The problem with leaving the redirects is that they are not a neutral presence. They show up in the search bar as a possible article hit, there is server overhead, and I'm sure there are many bots, scripts, and other processes that have to deal with their existence. Deleting them is actually fairly straightforward: since I've kept a list of every one of them that I've created, I can use AWB - which I use to create all of them - to tag them all for deletion. Van Isaac_{WS Vex}^contribs 20:51, 28 November 2013 (UTC)

The problem with that is if we create these to accommodate the page-views (amusing that these are human page-views) people will bookmark them and post links to them (Reason for not deleting #4). If we're not going to keep them, we shouldn't create them. Emmette Hernandez Coleman (talk) 11:43, 29 November 2013 (UTC)

In an RFD, a bunch of these were deleted. Emmette Hernandez Coleman (talk) 11:31, 29 November 2013 (UTC)

Well, if they show up in this week's run, I'll be recreating them. Note: I didn't actually create any of those. Van Isaac_{WS Vex}^contribs 11:46, 29 November 2013 (UTC)

If you mass recreate redirects that were deleted at RfD, that would disruptive and may result in your being blocked from editing. Please don't do it. WJBscribe (talk) 13:27, 29 November 2013 (UTC)

See discussion at Wikipedia:Administrators' noticeboard/Archive257#Mass creation of very improbable redirects. Anthony Appleyard (talk) 13:17, 29 November 2013 (UTC)

I have posted an important observation at Wikipedia:Administrators' noticeboard#WP:TOPRED up to 940: The +m/+n titles very consistently report 10-13% of the page views of the corresponding real title. It seems this cannot be a coincidence. A few tests indicate there is also a strong correlation for +p titles, but the percentage is much lower. PrimeHunter (talk) 17:46, 19 December 2013 (UTC)

A naive question: is there someone who has access to server logs who can track where these clicks are coming from, either the IP address of the click or the referring web pages? – Jonesey95 (talk) 22:53, 20 December 2013 (UTC)

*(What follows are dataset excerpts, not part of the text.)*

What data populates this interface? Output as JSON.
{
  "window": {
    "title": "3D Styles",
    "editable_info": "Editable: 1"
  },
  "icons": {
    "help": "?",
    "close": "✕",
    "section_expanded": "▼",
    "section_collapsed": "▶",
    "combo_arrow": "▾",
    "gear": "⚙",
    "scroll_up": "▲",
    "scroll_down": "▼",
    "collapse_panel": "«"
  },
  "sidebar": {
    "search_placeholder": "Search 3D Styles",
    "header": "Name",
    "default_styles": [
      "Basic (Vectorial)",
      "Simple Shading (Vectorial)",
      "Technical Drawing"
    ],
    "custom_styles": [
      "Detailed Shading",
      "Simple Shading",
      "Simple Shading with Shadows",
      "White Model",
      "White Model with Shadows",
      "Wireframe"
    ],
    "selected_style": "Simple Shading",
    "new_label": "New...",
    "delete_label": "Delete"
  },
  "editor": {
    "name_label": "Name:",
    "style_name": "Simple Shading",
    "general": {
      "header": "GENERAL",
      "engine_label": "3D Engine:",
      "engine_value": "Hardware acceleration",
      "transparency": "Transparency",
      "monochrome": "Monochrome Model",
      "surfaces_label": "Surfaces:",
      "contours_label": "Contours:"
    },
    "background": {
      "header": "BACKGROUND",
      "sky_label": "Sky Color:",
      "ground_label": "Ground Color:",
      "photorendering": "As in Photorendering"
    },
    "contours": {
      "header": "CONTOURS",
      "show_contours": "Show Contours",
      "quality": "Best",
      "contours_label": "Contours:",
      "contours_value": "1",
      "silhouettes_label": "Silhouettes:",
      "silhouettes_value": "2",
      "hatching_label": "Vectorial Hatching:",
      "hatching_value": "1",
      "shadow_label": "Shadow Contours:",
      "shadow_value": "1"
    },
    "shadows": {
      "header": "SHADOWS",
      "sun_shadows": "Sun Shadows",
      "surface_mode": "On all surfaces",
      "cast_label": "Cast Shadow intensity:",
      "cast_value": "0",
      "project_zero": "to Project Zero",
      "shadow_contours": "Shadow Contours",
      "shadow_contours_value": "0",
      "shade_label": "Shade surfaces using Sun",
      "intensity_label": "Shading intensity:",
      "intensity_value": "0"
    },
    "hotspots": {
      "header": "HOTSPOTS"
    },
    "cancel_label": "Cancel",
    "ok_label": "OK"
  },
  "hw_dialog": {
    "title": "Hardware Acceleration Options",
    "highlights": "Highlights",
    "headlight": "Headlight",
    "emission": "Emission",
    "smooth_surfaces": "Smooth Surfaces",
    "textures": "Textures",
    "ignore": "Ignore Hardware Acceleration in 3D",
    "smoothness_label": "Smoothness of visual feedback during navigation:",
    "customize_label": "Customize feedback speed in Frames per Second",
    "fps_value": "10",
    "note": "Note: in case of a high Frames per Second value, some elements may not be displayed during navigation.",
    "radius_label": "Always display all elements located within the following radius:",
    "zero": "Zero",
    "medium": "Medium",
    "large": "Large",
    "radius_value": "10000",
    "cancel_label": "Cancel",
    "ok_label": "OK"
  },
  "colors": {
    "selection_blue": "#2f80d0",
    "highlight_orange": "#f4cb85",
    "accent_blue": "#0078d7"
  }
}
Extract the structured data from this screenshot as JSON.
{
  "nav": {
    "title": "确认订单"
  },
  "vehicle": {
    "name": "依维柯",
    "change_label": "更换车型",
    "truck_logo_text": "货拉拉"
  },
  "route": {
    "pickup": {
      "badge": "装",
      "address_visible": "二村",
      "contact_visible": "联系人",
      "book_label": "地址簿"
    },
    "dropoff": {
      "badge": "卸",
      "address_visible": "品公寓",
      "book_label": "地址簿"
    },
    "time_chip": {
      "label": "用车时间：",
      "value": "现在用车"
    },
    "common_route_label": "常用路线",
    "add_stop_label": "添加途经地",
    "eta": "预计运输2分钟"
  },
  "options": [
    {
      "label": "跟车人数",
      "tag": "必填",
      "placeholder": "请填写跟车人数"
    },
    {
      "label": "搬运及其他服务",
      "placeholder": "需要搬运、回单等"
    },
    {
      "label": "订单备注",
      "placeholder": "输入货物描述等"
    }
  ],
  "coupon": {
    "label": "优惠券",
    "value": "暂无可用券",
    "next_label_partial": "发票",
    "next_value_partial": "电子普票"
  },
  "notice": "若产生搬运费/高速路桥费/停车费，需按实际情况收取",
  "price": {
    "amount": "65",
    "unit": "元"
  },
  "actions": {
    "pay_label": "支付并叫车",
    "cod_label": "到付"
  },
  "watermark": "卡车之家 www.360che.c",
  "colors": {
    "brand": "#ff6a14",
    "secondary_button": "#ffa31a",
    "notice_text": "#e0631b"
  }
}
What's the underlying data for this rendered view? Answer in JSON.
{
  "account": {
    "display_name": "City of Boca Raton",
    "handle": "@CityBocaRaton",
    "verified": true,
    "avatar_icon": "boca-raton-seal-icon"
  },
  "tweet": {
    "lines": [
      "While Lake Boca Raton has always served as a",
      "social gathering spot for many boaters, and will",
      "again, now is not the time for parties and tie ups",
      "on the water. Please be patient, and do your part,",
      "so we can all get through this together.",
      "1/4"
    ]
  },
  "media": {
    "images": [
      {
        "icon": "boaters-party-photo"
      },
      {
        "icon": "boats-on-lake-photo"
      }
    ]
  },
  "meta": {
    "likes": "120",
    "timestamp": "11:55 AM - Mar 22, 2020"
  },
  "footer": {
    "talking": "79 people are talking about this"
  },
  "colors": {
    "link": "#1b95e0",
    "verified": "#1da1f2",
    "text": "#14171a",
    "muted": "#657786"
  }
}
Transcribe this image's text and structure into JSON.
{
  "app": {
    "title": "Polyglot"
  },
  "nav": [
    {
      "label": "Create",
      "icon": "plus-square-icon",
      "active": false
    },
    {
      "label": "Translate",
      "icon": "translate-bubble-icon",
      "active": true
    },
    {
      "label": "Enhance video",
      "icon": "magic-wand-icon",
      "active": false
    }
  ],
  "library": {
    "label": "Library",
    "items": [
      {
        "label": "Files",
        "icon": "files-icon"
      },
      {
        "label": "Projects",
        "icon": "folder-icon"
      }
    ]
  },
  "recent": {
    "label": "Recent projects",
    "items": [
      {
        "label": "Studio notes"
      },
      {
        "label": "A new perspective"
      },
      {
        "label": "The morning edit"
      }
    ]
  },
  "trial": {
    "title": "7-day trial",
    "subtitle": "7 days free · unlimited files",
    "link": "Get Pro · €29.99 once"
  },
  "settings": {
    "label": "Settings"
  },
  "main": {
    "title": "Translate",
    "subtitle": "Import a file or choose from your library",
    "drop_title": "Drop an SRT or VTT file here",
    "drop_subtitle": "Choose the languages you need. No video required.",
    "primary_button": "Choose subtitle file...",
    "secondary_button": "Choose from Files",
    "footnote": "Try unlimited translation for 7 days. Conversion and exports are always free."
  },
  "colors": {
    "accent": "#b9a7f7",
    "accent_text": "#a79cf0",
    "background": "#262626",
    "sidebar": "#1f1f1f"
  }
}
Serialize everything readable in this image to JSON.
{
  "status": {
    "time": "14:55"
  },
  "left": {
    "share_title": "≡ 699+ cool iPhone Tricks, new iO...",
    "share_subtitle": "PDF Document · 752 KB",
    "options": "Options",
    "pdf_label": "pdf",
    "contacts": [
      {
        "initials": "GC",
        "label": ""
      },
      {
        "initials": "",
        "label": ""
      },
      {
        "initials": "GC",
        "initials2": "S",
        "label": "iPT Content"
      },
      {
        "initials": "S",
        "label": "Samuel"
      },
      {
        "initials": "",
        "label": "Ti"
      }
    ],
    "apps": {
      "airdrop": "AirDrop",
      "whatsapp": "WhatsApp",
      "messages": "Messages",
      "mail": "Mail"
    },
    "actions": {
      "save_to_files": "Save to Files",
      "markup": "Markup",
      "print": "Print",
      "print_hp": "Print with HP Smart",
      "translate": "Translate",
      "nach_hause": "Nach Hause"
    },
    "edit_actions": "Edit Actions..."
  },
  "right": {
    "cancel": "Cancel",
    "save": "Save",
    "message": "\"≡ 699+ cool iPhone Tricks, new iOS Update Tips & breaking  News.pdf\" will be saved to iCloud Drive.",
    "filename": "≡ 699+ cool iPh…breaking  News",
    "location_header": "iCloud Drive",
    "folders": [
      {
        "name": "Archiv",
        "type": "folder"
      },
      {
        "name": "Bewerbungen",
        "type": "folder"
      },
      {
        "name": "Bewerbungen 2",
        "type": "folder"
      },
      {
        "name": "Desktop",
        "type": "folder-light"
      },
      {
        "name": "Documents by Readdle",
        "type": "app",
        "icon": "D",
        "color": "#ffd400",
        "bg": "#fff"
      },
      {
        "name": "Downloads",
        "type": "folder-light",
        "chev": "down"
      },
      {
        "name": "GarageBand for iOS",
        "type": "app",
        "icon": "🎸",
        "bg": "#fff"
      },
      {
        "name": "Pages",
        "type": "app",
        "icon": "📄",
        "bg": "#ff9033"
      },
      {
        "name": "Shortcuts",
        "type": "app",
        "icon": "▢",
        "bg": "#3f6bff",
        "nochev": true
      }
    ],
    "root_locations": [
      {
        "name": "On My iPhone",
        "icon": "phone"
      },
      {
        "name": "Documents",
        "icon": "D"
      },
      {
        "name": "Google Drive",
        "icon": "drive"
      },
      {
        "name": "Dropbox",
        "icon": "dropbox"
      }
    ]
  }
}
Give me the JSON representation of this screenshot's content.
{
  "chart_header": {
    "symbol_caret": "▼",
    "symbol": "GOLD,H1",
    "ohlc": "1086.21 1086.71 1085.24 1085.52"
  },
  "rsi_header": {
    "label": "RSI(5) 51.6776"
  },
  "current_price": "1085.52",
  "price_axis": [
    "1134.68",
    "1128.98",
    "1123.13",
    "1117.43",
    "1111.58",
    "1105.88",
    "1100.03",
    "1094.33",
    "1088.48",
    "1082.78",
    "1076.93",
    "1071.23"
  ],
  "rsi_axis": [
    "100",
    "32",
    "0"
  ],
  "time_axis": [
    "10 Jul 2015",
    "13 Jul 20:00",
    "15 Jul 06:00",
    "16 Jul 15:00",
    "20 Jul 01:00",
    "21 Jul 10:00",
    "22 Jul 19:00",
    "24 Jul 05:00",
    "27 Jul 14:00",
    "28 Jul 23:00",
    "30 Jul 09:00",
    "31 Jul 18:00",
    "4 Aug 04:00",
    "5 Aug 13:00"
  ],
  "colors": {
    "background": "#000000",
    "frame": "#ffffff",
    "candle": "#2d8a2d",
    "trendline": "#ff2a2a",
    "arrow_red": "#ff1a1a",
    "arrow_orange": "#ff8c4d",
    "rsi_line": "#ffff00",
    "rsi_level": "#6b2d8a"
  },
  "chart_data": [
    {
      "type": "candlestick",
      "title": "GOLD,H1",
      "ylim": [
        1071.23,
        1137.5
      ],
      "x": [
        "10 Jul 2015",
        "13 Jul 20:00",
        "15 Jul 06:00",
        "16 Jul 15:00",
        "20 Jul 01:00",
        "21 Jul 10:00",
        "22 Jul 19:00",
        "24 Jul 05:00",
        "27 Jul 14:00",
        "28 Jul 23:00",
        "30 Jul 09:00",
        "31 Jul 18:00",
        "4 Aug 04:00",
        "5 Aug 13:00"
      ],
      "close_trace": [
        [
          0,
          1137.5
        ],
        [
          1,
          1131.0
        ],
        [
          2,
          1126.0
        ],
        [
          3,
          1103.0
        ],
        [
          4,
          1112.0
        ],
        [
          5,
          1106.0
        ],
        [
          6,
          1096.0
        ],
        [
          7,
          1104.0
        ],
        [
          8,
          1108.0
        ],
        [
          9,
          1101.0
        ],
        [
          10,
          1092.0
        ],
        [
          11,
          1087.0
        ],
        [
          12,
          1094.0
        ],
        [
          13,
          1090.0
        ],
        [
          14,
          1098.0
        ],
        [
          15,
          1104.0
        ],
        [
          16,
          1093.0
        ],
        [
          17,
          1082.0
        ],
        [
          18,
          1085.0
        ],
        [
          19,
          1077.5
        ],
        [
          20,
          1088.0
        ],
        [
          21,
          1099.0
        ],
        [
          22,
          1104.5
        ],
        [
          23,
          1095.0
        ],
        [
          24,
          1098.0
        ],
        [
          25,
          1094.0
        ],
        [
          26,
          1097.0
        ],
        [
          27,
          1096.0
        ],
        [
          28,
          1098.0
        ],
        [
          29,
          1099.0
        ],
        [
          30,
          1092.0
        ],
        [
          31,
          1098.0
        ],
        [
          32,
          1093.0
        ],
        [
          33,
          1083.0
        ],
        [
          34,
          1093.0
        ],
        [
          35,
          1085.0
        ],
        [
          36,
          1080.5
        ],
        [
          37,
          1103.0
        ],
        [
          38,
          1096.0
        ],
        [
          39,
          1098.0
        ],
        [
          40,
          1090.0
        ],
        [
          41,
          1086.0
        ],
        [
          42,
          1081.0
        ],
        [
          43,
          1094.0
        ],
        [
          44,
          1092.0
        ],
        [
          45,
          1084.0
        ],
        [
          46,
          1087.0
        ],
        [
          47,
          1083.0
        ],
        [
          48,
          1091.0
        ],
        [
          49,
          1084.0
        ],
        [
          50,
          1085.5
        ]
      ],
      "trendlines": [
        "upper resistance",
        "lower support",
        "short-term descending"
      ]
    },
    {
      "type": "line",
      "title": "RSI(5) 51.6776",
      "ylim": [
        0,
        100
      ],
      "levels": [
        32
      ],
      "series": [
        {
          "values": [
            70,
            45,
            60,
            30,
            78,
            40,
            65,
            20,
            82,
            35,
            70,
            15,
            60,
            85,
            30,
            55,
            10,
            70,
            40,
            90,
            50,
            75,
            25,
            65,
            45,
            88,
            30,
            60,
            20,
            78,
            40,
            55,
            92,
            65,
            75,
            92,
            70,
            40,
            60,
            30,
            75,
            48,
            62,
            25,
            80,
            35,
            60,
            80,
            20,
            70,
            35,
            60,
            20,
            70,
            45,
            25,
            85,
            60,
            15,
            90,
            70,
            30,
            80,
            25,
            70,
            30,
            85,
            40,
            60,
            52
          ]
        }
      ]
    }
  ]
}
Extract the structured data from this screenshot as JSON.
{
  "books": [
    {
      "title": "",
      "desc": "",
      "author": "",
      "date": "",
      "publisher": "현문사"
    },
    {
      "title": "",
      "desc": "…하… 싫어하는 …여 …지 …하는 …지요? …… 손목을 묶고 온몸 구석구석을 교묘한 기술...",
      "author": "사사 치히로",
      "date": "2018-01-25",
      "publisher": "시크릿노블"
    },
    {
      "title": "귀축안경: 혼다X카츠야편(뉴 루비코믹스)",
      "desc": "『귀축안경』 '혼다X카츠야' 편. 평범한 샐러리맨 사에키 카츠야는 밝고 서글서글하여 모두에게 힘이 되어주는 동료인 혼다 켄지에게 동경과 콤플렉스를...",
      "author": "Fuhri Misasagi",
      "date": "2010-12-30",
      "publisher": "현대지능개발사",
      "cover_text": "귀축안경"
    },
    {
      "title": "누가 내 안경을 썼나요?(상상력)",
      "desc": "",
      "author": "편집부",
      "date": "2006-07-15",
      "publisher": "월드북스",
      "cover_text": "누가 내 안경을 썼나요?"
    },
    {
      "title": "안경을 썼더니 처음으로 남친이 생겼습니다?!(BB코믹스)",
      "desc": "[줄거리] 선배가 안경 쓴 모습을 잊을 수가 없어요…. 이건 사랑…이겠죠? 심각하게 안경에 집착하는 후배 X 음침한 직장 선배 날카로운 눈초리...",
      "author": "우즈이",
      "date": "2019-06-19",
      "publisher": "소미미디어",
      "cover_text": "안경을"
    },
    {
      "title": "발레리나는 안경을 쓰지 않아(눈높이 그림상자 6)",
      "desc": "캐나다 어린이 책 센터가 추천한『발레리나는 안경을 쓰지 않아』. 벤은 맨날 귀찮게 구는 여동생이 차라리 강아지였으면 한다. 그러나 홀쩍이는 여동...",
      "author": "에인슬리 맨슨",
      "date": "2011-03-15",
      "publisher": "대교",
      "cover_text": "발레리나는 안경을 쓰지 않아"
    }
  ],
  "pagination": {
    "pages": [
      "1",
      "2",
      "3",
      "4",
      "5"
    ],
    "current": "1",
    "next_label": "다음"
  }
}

@Jonesey95: Certainly that capability exists. WMF machines are storing raw log information before it is aggregated in the form I operate over. What precise individuals have the permission to look at this information (assuming it is retained), or would have the ability to retain it, is less clear to me. Eric Zachte leads the analytics team. There is an analytics mailing list that includes several devs and related persons. That could be a reasonable starting point. I have long thought that referrer/source-IP information (even extremely aggregated, for privacy reasons) would serve great utility. It could troubleshoot issues like this and could explain whether WP:5000 entries are legitimate looking or not. West.andrew.g (talk) 04:37, 24 December 2013 (UTC)

duplicate entries

In the current list, List of misconceptions about illegal drugs" \l "Man slices off his face and feeds it to dogs appears at #16 and #20, whereas Milky Wink (album) shows up at #90 and #92. —rybec 23:14, 18 December 2013 (UTC)

@Rybec: -- This is an artifact of how the pages are presented in order to improve human readability of this list. The back-end database shows separate entries "Milky%20Wink_(album) 3522" and "Milky_Wink_(album) 3502". For human output we resolve the percent encoding and change underscores to spaces. Thus, even though these pages both get users to the place after redirection and/or canonical representation takes over, they represent distinct entry points. West.andrew.g (talk) 17:11, 19 December 2013 (UTC)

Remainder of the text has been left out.